Abstract :
Colored hats and Hamming codes
------------------------------
Imagine that you and two of your friends are the contestants at a
TV game show. First, the host flips a coin behind each person's back, and
depending on the outcome puts either a red or a blue hat on that person's
head. Each of you can see the hats of the other two people, but you have
no idea what color your own hat is.
Now, on the count of three, each of you has to guess the color of your own
hat -- or else "pass" by saying nothing. If at least one of you guesses
correctly and no one guesses incorrectly, the three of you get to split a
$999,999 prize. But if someone makes a mistake or if everyone passes, you
all go home empty handed.
Of course, you spend the week before the show trying to think
of a strategy for this game. Clearly, there are no fail-safe
strategies: every guess has an equal chance of being right and being
wrong. However, you can still look for a strategy that will maximize
the _probability_ of your winning the money.
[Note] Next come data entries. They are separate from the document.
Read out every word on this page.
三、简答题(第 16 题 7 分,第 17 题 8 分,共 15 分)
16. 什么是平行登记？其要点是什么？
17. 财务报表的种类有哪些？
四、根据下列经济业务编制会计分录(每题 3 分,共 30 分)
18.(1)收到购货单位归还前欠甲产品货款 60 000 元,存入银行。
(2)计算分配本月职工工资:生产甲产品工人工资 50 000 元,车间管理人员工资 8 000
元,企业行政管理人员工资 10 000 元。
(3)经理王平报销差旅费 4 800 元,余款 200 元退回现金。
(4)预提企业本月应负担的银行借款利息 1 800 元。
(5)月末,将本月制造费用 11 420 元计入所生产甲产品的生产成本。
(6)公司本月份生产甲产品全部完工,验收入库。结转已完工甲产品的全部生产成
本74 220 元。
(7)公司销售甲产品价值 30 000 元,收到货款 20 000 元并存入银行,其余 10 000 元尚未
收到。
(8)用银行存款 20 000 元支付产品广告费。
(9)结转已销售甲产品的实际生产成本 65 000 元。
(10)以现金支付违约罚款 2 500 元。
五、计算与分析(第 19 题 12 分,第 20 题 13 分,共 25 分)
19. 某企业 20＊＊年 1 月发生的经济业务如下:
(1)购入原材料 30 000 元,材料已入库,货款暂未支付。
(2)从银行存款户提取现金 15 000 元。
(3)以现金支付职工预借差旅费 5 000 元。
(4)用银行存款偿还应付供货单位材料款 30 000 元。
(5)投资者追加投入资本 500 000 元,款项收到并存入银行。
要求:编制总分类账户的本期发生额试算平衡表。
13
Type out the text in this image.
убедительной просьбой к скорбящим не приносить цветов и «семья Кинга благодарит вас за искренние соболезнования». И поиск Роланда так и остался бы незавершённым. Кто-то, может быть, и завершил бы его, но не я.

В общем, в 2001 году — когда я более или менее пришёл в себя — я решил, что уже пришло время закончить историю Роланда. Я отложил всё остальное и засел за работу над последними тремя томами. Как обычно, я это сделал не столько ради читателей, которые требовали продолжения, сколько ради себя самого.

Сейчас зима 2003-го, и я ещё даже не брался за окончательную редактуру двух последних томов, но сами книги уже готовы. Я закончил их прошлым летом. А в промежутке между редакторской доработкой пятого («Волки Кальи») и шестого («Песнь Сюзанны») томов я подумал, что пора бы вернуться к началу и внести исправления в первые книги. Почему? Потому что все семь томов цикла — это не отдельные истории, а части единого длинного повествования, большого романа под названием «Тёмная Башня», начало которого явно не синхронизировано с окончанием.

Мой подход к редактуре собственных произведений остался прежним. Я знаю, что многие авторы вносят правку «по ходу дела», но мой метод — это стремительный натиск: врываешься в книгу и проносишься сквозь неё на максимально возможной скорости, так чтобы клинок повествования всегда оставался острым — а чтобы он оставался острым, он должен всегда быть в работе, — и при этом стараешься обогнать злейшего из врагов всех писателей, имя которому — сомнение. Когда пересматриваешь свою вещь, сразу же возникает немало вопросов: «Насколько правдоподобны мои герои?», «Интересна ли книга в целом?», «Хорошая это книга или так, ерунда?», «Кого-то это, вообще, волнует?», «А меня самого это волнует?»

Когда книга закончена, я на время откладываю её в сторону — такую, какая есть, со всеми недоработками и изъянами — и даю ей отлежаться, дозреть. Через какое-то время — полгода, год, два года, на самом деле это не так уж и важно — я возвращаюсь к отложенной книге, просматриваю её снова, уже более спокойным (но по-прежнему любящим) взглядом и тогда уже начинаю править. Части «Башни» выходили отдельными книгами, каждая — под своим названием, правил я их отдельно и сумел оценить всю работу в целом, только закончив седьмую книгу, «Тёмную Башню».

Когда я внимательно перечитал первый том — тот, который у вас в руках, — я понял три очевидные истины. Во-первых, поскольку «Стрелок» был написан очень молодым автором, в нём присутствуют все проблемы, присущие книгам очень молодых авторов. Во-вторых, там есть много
What strategy should you
adopt? (Hint: you can do much better than probability 1/2.)
This problem gets even more interesting when you have more than
three people (try it with seven), and leads to some surpirsingly beautiful
and useful(!) mathematics. It turns out to be connected both to other
games (Nim) and to the way digital information storage works. In my
lecture, I'll tell you how to approach the general "hat problem" (although you
should be able to figure out the three-person case on your own) and talk
about some of these connections. We might even get to some currently
unsolved hat-related problems, if there's time.